Financial Policy Notice

As Required by the Health Insurance Portability and Accountability Act of 1996 (HIPAA)

Financial Responsibility: I understand that if I do not have health insurance, full payment is due at the time of service. I understand it is my responsibility to know my insurance policy coverage and benefits and to notify Restoration Dermatology of any insurance changes. A copy of the insurance card must be provided following any changes. I understand that I am responsible for any amount not covered by my insurance policy. I understand that payment is due on the date in which services are rendered, including copays, deductible or coinsurance amounts, and charges for cosmetic services. Routine, in-office procedures including biopsies, injections, and destruction of growths may be subject to my deductible or coinsurance. I agree to fulfill all policy provisions which my insurance company may require for payment. 

Managed Care (HMO) Plans or Health Select: I understand that it is my responsibility to obtain any and all necessary referrals if my plan requires one. Restoration Dermatology will strive to keep me informed of the status of any referral, but it is ultimately my responsibility to make the necessary arrangements through my primary care physician. I understand that failure to obtain a referral, if required by my insurance for coverage, will result in the full balance becoming my financial responsibility for any and all services received. 

Benefit Verification: I understand that the staff of Restoration Dermatology will make every effort to accurately verify my insurance benefits, but this verification is not a guarantee of payment by my insurer. I understand that I have a right to refuse any services before they are rendered. I understand that the final determination regarding my benefits and any amounts owed will be made by my insurer at the time of claim processing according to the provisions of the policy contract that I have with them. Any questions regarding insurance benefits for dermatology services may be directed to the front desk. 

Release of Information: I authorize the release of any medical information to my insurance company, Medicare and/or supplemental policy that is necessary for the processing of claims. I understand that this authorization may include the release of information regarding communicable diseases, such as Acquired Immune Deficiency Syndrome (“AIDS”) and Human Immunodeficiency Virus (“HIV”). 

Assignment of Benefits: I authorize the payment of benefits directly to the providers at Restoration Dermatology in all claims for services rendered. 

Medicare/Supplemental Benefits: If covered by Medicare and a supplemental policy, I request that payment of authorized benefits be made on my behalf. I hereby authorize Restoration Dermatology to release all information necessary to secure all payments or approval of benefits. 

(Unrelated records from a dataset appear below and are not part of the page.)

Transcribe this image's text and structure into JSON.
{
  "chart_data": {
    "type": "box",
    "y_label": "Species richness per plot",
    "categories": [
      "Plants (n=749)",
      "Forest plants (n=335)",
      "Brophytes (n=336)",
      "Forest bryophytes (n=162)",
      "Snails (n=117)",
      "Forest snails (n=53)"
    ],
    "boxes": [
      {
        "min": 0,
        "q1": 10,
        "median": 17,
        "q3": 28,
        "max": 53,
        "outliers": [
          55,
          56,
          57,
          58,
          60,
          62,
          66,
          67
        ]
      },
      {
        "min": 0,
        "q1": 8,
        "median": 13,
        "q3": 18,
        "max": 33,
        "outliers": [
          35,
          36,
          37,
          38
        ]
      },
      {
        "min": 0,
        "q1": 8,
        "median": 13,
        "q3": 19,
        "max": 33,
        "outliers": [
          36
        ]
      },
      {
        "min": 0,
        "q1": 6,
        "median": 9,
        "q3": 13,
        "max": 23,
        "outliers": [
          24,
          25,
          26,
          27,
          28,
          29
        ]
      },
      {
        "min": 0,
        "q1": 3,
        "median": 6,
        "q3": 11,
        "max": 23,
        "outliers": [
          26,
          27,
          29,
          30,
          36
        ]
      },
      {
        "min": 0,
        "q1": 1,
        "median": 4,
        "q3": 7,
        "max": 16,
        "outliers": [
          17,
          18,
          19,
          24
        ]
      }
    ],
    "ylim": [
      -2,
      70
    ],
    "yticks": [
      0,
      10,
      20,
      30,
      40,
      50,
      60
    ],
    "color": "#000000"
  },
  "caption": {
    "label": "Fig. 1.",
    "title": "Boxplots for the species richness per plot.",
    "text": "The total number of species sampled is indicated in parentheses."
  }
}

Payment for Ancillary Services (Laboratory/Pathology): I understand Restoration Dermatology utilizes the services of outside laboratories for pathology (biopsies), microbiology (cultures) and blood chemistry. These laboratories will bill for services separately from Restoration Dermatology. I acknowledge that payments made to Restoration Dermatology are for services rendered by Restoration Dermatology and authorize the use of outside laboratories as deemed necessary and ordered by my doctor(s). I understand that this may result in a financial responsibility to the laboratory providing these diagnostic services. 

Worker’s Compensation: I understand that Restoration Dermatology does not accept Worker’s Compensation cases. 

Returned Checks: I understand that checks presented to Restoration Dermatology as payment for services rendered and subsequently returned by my bank for any reason as unpaid will be charged a returned check fee of $25. Balances must be handled by cash, credit card or money order. Restoration Dermatology reserves the right to represent returned checks electronically for their face value plus the returned check fee. 

Past Due Accounts: I understand that all outstanding accounts may be turned over to a collection agency after three statements and one pre-collection letter. I acknowledge that I must contact Restoration Dermatology before this time if I wish to make other payment arrangements.